Le Chantier de Jeunesse de
Crotenay, Jehan de Vienne
période
1940-1942
Le témoin qui m'a
renseigné est né en 1929 à Crotenay,
Jura, sur le plateau de Champagnole, village à la
fois au bord de l'Ain et à proximité de
vastes forêts. Crotenay était en zone libre
(voir la carte) et Champagnole (à 8 km)
était en zone occupée, la ligne de
démarcation, c'était la petite
rivière, l'Angillon.
Le 30 Juillet 1940, le
Maréchal Pétain nomme par décret le
général Joseph de la Porte du Theil
commissaire général chargé du
regroupement des jeunes démobilisés des
contingents 39/3 et 40/1.
La France Libre est
divisée en 5 provinces, chacune sous
l'autorité d'un commissaire en chef, dont l'une
"Province Alpes-Jura" contient le Jura donc
Crotenay.
Le site de Crotenay accueillera
un des 40 groupements métropolitains
destinés à accueillir des jeunes qui
auraient été environ 3000, sous le nom de
Groupement Camp de Jeunesse n°2 Jehan de Vienne, nom
d'un célèbre amiral né à
Mirebel. La plupart des baraquements ont
été construits sur le modèle Adrian,
ingénieur militaire déjà illustre en
1915.
Comme habitant du village et
écolier de l'école primaire, notre
témoin a vécu l'événement de
très près.
"Crotenay était le
site principal, mais d'autres unités, qui en
dépendaient, étaient installées
alentour, à Molain, Besain, Montrond et Pont du
Navoy (infirmerie), Le Fied etc... L'administration de
l'ensemble siégeait à Crotenay, dans un
baraquement, près de notre école. A la
récréation, nous allions rôder autour
de ce bâtiment et des cuisines, il y avait des
fûts de 200 l qui contenaient encore un peu de
crème de marron qui faisait nos
délices.
Dans notre village, il
pouvait bien y avoir une cinquantaine de bâtiments.

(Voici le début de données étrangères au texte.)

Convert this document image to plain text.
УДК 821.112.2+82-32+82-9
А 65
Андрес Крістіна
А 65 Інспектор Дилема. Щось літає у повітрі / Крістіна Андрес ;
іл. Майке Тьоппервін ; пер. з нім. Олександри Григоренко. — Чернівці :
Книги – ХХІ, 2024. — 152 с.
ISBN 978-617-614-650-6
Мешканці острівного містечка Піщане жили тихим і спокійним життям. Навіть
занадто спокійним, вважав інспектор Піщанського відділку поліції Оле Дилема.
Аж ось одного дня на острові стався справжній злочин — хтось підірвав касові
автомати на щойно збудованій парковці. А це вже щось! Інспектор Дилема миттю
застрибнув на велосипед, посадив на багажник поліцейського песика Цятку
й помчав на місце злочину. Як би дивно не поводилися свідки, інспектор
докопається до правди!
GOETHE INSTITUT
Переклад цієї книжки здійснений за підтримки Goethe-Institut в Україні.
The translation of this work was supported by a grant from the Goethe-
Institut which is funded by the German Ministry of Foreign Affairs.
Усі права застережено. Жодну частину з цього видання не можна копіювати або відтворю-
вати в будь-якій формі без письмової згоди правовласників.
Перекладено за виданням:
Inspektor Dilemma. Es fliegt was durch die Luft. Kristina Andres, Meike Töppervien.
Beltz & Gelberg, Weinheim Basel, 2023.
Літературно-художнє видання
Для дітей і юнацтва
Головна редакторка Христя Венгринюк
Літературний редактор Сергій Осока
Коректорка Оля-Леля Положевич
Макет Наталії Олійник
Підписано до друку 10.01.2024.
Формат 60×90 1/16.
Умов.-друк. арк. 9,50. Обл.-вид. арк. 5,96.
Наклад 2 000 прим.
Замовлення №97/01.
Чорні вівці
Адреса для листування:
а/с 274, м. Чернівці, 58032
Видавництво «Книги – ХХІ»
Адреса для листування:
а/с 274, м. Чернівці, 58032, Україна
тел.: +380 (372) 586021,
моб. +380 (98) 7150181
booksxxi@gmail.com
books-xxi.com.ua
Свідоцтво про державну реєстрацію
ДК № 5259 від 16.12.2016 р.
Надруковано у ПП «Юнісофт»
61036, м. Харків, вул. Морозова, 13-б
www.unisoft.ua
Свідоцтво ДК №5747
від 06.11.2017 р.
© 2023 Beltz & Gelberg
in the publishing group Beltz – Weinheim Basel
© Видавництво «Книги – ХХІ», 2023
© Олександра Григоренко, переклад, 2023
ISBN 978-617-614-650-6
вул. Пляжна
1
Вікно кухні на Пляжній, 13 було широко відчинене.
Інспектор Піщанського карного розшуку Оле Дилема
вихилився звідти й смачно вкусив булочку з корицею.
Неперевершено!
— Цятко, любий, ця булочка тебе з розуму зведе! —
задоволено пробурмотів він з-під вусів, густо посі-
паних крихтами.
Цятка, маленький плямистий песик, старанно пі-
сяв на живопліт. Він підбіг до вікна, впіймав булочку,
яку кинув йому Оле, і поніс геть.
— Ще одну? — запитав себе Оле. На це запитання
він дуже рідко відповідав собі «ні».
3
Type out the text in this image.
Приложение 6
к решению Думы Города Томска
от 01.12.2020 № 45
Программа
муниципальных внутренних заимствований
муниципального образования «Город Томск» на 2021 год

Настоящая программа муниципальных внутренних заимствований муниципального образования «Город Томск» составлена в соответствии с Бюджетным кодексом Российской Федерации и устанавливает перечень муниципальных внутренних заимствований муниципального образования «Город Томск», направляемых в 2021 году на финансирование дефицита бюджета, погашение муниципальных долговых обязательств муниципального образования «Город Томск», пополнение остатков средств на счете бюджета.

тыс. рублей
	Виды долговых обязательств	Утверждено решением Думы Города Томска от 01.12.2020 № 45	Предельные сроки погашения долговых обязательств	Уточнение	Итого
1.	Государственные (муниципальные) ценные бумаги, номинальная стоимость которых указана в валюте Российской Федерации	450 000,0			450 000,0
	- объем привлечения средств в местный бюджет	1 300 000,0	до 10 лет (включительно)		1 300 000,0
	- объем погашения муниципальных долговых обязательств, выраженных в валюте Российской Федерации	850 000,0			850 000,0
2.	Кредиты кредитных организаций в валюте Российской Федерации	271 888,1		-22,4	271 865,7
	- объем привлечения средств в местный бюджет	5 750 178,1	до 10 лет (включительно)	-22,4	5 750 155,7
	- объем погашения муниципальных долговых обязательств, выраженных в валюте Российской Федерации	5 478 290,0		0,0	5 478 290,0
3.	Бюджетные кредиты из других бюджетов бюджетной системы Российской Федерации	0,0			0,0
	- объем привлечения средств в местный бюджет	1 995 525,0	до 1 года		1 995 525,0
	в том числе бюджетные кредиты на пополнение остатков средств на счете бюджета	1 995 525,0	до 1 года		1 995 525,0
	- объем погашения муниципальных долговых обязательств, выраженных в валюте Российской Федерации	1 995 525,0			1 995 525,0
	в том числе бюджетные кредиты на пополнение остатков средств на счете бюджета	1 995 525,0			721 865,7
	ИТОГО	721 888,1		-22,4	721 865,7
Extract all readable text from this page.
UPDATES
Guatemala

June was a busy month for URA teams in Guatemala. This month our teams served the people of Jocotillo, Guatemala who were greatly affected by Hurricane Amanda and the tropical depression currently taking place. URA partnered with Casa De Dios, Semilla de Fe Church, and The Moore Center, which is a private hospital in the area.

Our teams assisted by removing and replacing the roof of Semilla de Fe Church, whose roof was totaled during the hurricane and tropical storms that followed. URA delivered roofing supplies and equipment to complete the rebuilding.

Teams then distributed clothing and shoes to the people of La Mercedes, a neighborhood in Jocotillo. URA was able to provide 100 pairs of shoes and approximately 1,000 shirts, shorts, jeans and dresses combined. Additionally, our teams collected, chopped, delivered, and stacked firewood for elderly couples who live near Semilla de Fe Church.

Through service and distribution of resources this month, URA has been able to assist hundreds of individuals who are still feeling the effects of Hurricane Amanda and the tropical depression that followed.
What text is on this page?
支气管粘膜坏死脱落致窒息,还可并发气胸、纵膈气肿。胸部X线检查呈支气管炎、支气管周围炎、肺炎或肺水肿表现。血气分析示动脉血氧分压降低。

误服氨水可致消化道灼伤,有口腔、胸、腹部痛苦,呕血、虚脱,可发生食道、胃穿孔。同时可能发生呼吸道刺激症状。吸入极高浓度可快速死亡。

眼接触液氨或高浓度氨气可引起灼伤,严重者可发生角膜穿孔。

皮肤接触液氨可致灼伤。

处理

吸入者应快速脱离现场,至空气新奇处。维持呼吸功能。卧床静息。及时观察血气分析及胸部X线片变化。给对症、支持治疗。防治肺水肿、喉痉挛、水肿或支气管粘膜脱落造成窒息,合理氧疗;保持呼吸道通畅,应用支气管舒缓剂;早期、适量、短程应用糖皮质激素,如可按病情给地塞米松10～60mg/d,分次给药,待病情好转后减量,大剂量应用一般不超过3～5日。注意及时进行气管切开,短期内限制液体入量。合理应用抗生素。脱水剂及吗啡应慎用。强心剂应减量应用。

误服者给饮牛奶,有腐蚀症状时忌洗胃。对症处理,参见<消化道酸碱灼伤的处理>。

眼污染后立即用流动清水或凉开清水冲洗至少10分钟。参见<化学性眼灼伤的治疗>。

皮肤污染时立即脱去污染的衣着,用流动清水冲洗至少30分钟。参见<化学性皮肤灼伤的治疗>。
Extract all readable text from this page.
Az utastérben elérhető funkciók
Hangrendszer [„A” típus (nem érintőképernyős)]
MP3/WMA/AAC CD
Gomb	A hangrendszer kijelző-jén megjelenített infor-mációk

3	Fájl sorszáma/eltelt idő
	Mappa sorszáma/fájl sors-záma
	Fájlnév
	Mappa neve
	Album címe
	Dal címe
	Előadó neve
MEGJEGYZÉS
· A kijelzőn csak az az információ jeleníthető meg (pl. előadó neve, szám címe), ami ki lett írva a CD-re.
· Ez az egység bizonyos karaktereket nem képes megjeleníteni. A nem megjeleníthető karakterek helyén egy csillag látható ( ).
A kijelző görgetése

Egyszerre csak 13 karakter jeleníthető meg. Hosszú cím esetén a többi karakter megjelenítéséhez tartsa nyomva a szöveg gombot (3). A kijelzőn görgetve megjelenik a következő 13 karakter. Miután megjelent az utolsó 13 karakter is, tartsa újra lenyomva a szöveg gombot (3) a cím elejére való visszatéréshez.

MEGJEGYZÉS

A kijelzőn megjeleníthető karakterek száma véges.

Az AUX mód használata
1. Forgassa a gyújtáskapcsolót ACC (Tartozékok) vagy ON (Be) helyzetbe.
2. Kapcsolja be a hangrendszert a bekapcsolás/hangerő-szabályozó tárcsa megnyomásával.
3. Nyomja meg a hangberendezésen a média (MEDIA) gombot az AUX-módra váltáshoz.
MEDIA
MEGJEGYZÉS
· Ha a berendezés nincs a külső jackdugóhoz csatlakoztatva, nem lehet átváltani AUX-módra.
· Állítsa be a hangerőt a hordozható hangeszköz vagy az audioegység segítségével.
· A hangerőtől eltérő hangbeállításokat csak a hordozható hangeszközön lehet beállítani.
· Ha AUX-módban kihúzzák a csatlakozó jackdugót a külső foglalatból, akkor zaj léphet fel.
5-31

Mon père et mon oncle ont construit deux
bâtiments en briques. Les autres étaient des
constructions en bois montés sur une assise en
béton (modèle Adrian).
Je pense que Crotenay a
été choisi parce qu'il offrait à la
fois la proximité de la rivière (l'Ain) et
une forêt particulièrement bien fournie. A
l'origine, ces camps devaient servir d'alternative au
service militaire et devaient former les jeunes au
civisme, au travail, au sport. Ils n'avaient
évidemment pas été conçus
pour alimenter la résistance, et dès que
ces chantiers ont été fermés le 11
novembre 1942, au moment où l'occupant a envahi la
zone libre la destinée des jeunes ne devint rien
d'autre que le STO (Service du Travail Obligatoire).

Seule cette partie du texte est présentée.